Xymon Milat, The Bacon Backpack Bewailer...

Honestly!

If fireyarms were legal in the UK, I'd be shootin' up punks more than George Zimmerframe stalking black burglars who take exception to being followed by creepy ass men lurking in hedges on the prowl for black ass to rape. Backpackers buried in Belango State Forest? Gunned into shallow graves in Fiddlewood Woods, more like!

or something.

Anyhoo, it all started with a Saturday Breakfast.

The Xym, being all stressed and glum, decided to pop to the market for a bacon bap. Mmmmmm... bacon bap!

So, this time, I used BsTs, which presumably stands for Bacon's Terribles! Not only did they replace my Bap with an oversized crusty breadstick, the bacon itself was green. Irridescent green!

Like petrol-reflective shimmery green, but not shifting in the light as you move.

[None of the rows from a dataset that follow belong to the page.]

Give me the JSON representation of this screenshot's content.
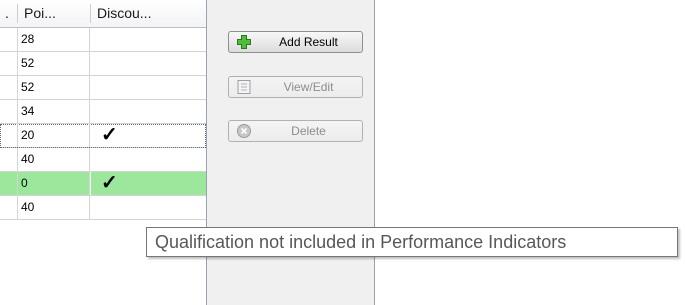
{
  "grid": {
    "columns": [
      {
        "label": "."
      },
      {
        "label": "Poi..."
      },
      {
        "label": "Discou..."
      }
    ],
    "rows": [
      {
        "points": "28",
        "discounted": false
      },
      {
        "points": "52",
        "discounted": false
      },
      {
        "points": "52",
        "discounted": false
      },
      {
        "points": "34",
        "discounted": false
      },
      {
        "points": "20",
        "discounted": true,
        "focused": true
      },
      {
        "points": "40",
        "discounted": false
      },
      {
        "points": "0",
        "discounted": true,
        "selected": true
      },
      {
        "points": "40",
        "discounted": false
      }
    ],
    "check_glyph": "✓",
    "selected_row_color": "#9be79b"
  },
  "actions": {
    "add_result": "Add Result",
    "view_edit": "View/Edit",
    "delete": "Delete"
  },
  "tooltip": {
    "text": "Qualification not included in Performance Indicators"
  }
}
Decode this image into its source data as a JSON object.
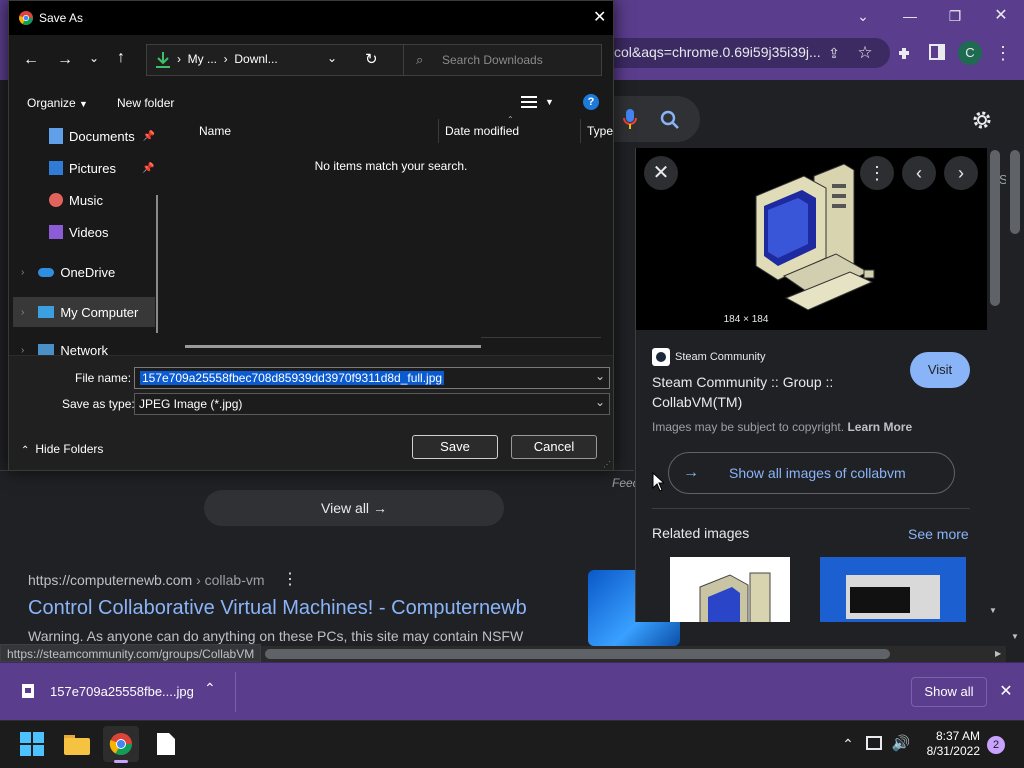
{
  "dialog": {
    "title": "Save As",
    "breadcrumb": [
      "My ...",
      "Downl..."
    ],
    "search_placeholder": "Search Downloads",
    "organize": "Organize",
    "new_folder": "New folder",
    "nav": [
      "Documents",
      "Pictures",
      "Music",
      "Videos",
      "OneDrive",
      "My Computer",
      "Network"
    ],
    "columns": [
      "Name",
      "Date modified",
      "Type"
    ],
    "empty": "No items match your search.",
    "file_name_label": "File name:",
    "file_name_value": "157e709a25558fbec708d85939dd3970f9311d8d_full.jpg",
    "save_type_label": "Save as type:",
    "save_type_value": "JPEG Image (*.jpg)",
    "hide_folders": "Hide Folders",
    "save": "Save",
    "cancel": "Cancel"
  },
  "browser": {
    "url_fragment": "col&aqs=chrome.0.69i59j35i39j...",
    "avatar": "C"
  },
  "panel": {
    "dimensions": "184 × 184",
    "source": "Steam Community",
    "title": "Steam Community :: Group :: CollabVM(TM)",
    "visit": "Visit",
    "copyright": "Images may be subject to copyright.",
    "learn_more": "Learn More",
    "show_all": "Show all images of collabvm",
    "related": "Related images",
    "see_more": "See more",
    "feed_partial": "Feec"
  },
  "results": {
    "view_all": "View all",
    "url": "https://computernewb.com",
    "url_path": "› collab-vm",
    "title": "Control Collaborative Virtual Machines! - Computernewb",
    "snippet": "Warning. As anyone can do anything on these PCs, this site may contain NSFW"
  },
  "status_url": "https://steamcommunity.com/groups/CollabVM",
  "download": {
    "filename": "157e709a25558fbe....jpg",
    "show_all": "Show all"
  },
  "taskbar": {
    "time": "8:37 AM",
    "date": "8/31/2022",
    "notifications": "2"
  }
}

The actual bacon was green, like some scaley green baconfish.

So I didn't eat that!

So, I popped to George's next door (where I normally have their fantasic Big Brekkie when I'm celebrating) and had a yummy yumscious baconian meal of the proper sandwich persuasion.

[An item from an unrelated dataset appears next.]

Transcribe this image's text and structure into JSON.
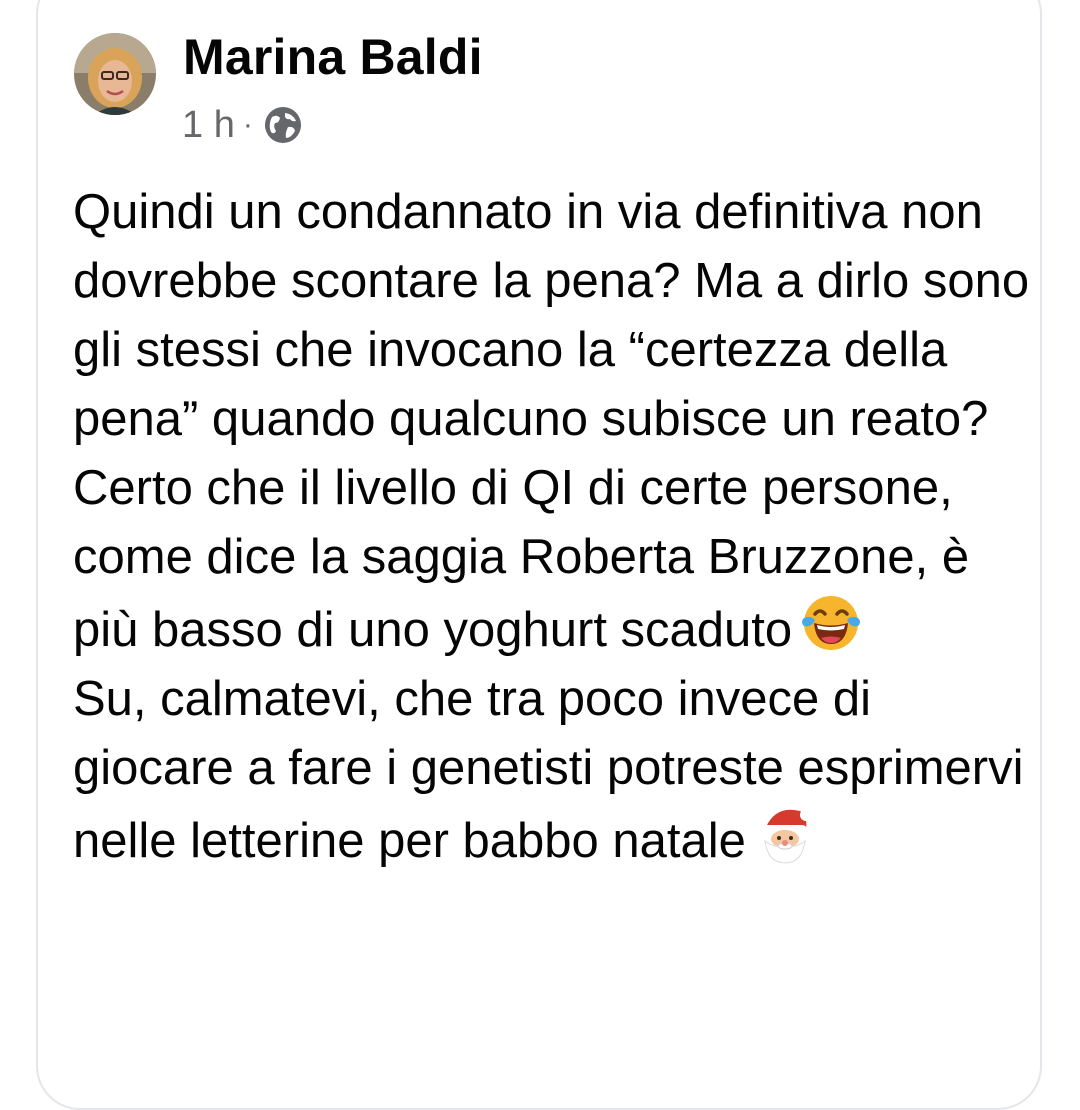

And here is where homicidal Xym comes in.

As I stood there, blissfully baconing, some gobshite decided to sit on the chair.

At 90° to the counter, with his back to me.

Without removing his backpack.

What is it about backpacks that turn people into right selfish cunts?

I mean, I get the fact it's a backpack, so belongs on your back, but surely common courtesy would dictate you remove it from your back and carry it in confined areas?

But not only do these dumbasses refuse to remove their rambling gear - they tend to swivel more than normal folk would. Presumably from the momemtum of their Quasimodonian lump upon their back.

They barge through, taking up the space of two people (because it's never a small, thin, backpack, it's always a huge, overstuffed bulging hump protruding from between their shoulders.

Oh, we're at a gig... and here comes a bopping backpacker. "'scuse me. coming through, coming through", whilst wacking people with his backpack. Turn here, wallop a few more. Turn to apologize whilst clobbering the clubbers on t'other side.

Like this cuntbubble, plonks himself into a tight space, mahoosive hump overspills the chair and spills me milky coffee. Turns to apologize, and almost takes the eye out of a mobility scootering scooterer. Reverts to original position with backback overhanging my latter half of sarnie.

Just take it off and put it between yer legs!

Squirming through a crowd - take it off and carry it in one hand.

Alternatively, give Xym a rifle and one of them there Licence To Kill Backpacking Bastards With No Manners!